Each piece captures a mysterious glow. In Hollywood Blvd. (all works 2023), Nash gives us a freeway sign lit with headlights and shadow. It serves as a billboard advertising the famous street in the city, illuminated by illusion, making it a place of movie-star dreams and a simmering foreboding. In Dance, a full moon shines like a giant pearl above a gleaming sign, inviting its viewers to get in step. It is a command as much as a request, exerting its own gravitational pull, just like that moon.
The Cactus offers another illuminated sign, this one rimmed in neon, advocating for the “The Best Tacos” against an inky black velvet sky.
Neon embraces a graceful sign for “Los Altos Hotel & Apts” in Los Altos, the words floating dreamily from a scaffolding atop a building. The night sky is not so dark here, brightened by city lights and soft clouds.
But most of Nash’s skyscapes are dark and deep—a bottomless soft void—plush and compelling. If it wasn’t for the illuminated signs and streetlights, one could fall into that night and never climb out.

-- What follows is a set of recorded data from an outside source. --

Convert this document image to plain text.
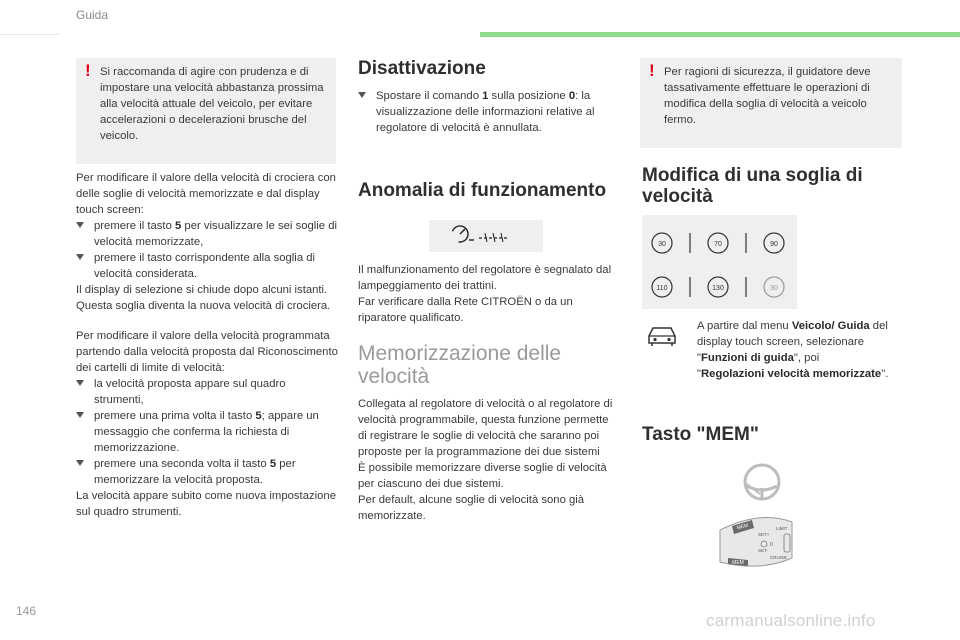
Guida
! Si raccomanda di agire con prudenza e di impostare una velocità abbastanza prossima alla velocità attuale del veicolo, per evitare accelerazioni o decelerazioni brusche del veicolo.

Per modificare il valore della velocità di crociera con delle soglie di velocità memorizzate e dal display touch screen:

premere il tasto 5 per visualizzare le sei soglie di velocità memorizzate,
premere il tasto corrispondente alla soglia di velocità considerata.

Il display di selezione si chiude dopo alcuni istanti.

Questa soglia diventa la nuova velocità di crociera.

Per modificare il valore della velocità programmata partendo dalla velocità proposta dal Riconoscimento dei cartelli di limite di velocità:

la velocità proposta appare sul quadro strumenti,
premere una prima volta il tasto 5; appare un messaggio che conferma la richiesta di memorizzazione.
premere una seconda volta il tasto 5 per memorizzare la velocità proposta.

La velocità appare subito come nuova impostazione sul quadro strumenti.

Disattivazione
Spostare il comando 1 sulla posizione 0: la visualizzazione delle informazioni relative al regolatore di velocità è annullata.
Anomalia di funzionamento

Il malfunzionamento del regolatore è segnalato dal lampeggiamento dei trattini.

Far verificare dalla Rete CITROËN o da un riparatore qualificato.

Memorizzazione delle velocità

Collegata al regolatore di velocità o al regolatore di velocità programmabile, questa funzione permette di registrare le soglie di velocità che saranno poi proposte per la programmazione dei due sistemi

È possibile memorizzare diverse soglie di velocità per ciascuno dei due sistemi.

Per default, alcune soglie di velocità sono già memorizzate.

! Per ragioni di sicurezza, il guidatore deve tassativamente effettuare le operazioni di modifica della soglia di velocità a veicolo fermo.
Modifica di una soglia di velocità
30	70	90
110	130	30
A partire dal menu Veicolo/ Guida del display touch screen, selezionare "Funzioni di guida", poi "Regolazioni velocità memorizzate".
Tasto "MEM"
MEM
MEM
SET+
SET-
LIMIT
CRUISE
0
146	carmanualsonline.info
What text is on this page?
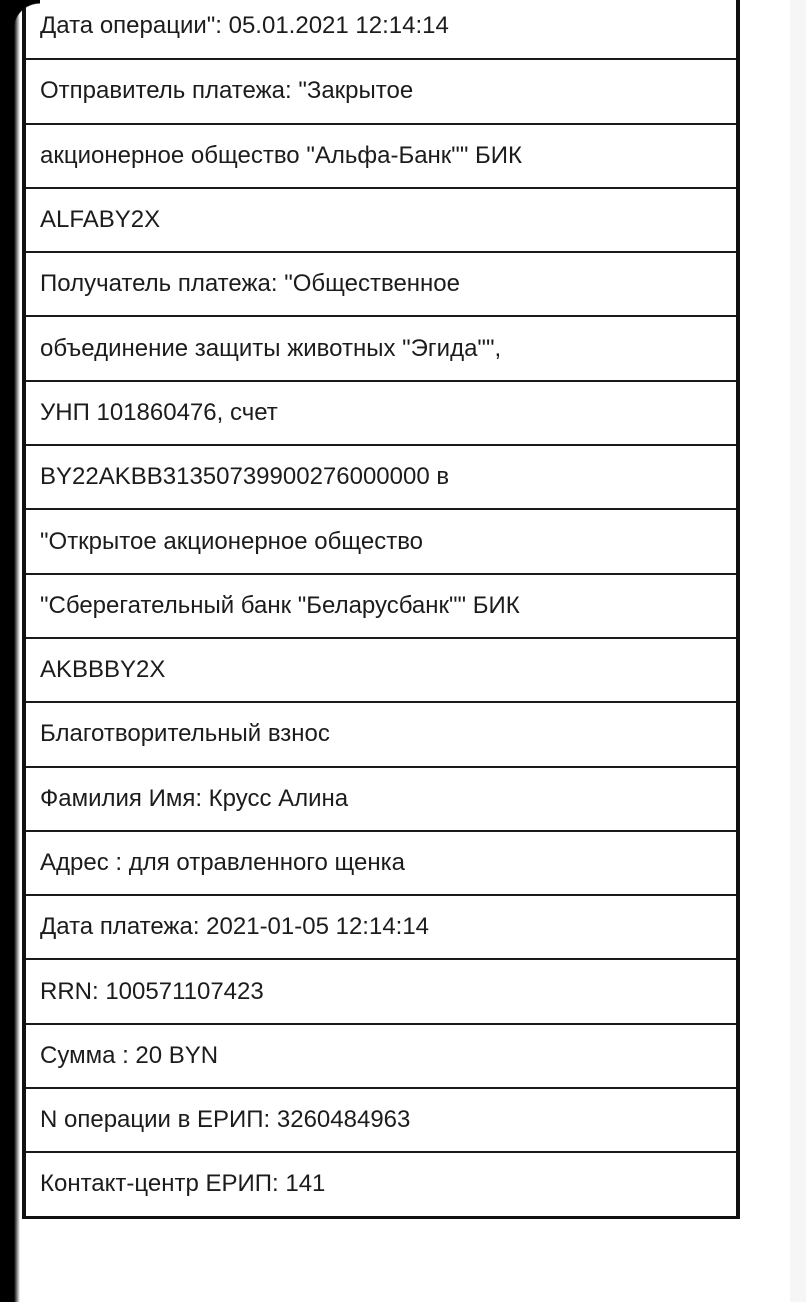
Дата операции": 05.01.2021 12:14:14
Отправитель платежа: "Закрытое
акционерное общество "Альфа-Банк"" БИК
ALFABY2X
Получатель платежа: "Общественное
объединение защиты животных "Эгида"",
УНП 101860476, счет
BY22AKBB31350739900276000000 в
"Открытое акционерное общество
"Сберегательный банк "Беларусбанк"" БИК
AKBBBY2X
Благотворительный взнос
Фамилия Имя: Крусс Алина
Адрес : для отравленного щенка
Дата платежа: 2021-01-05 12:14:14
RRN: 100571107423
Сумма : 20 BYN
N операции в ЕРИП: 3260484963
Контакт-центр ЕРИП: 141
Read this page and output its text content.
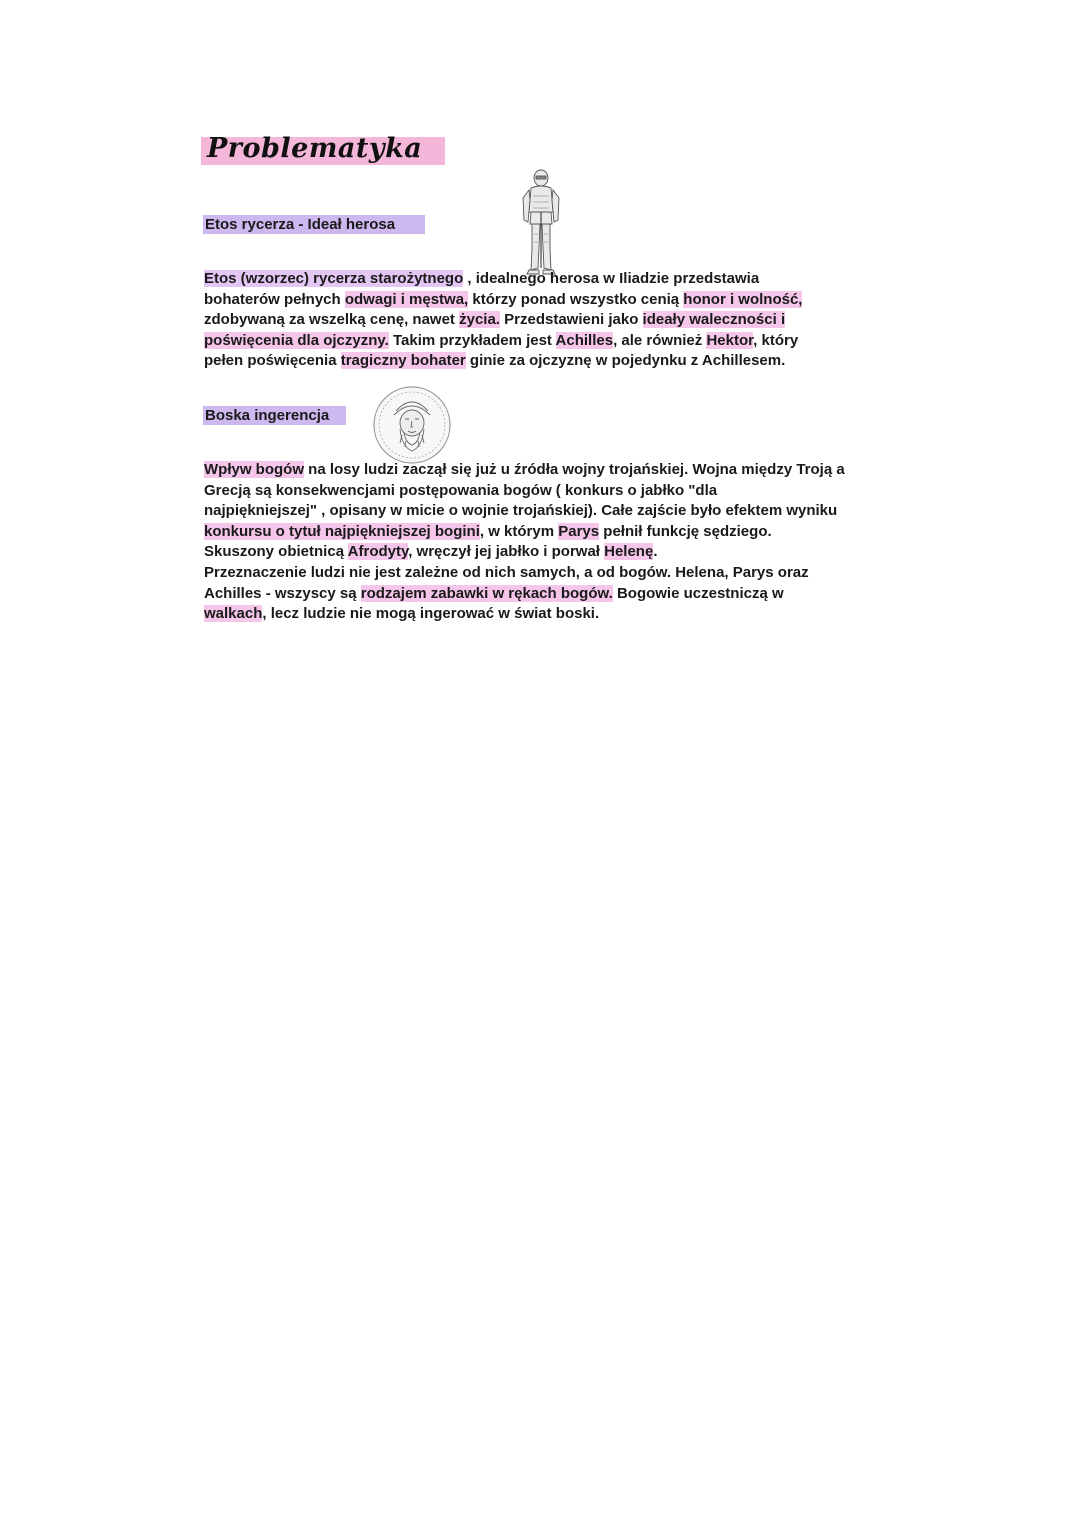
Problematyka
Etos rycerza - Ideał herosa
Etos (wzorzec) rycerza starożytnego , idealnego herosa w Iliadzie przedstawia
bohaterów pełnych odwagi i męstwa, którzy ponad wszystko cenią honor i wolność,
zdobywaną za wszelką cenę, nawet życia. Przedstawieni jako ideały waleczności i
poświęcenia dla ojczyzny. Takim przykładem jest Achilles, ale również Hektor, który
pełen poświęcenia tragiczny bohater ginie za ojczyznę w pojedynku z Achillesem.
Boska ingerencja
Wpływ bogów na losy ludzi zaczął się już u źródła wojny trojańskiej. Wojna między Troją a
Grecją są konsekwencjami postępowania bogów ( konkurs o jabłko "dla
najpiękniejszej" , opisany w micie o wojnie trojańskiej). Całe zajście było efektem wyniku
konkursu o tytuł najpiękniejszej bogini, w którym Parys pełnił funkcję sędziego.
Skuszony obietnicą Afrodyty, wręczył jej jabłko i porwał Helenę.
Przeznaczenie ludzi nie jest zależne od nich samych, a od bogów. Helena, Parys oraz
Achilles - wszyscy są rodzajem zabawki w rękach bogów. Bogowie uczestniczą w
walkach, lecz ludzie nie mogą ingerować w świat boski.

Midnight Oasis underscores this point; an island floating in the darkness, two gas station pumps positioned beneath a service island roof, empty, spotlit, waiting to pull in travelers driving through the dark like moths to a flame.
Framed by the impossibly dark sky, Night Waters offers a liquid depth—a corner of a swimming pool glows from a light on its rim, shining an eerie welcome, a ghost of water, silvery and cool.
“Night Drawings” is in part remarkable for its superb mastery of craft, as Nash renders images so perfectly that they appear photographed, not drawn, at first glance. Working consistently within the boundaries of 30 x 44 in. paper, the artist’s latest series creates indelible images of light within darkness.
Borrowing from Hollywood film and fiction history, Nash is the Raymond Chandler of visual art; he creates iconic drawings that imprint on the viewer as much as their real-life counterparts imprint on the darkness itself, with pools of seductive light.
To enter the artist’s world in this exhibition is to plunge into a nightscape both entirely realistic and surreal, and experience a fierce depth of love for this city of often-lost night dreams.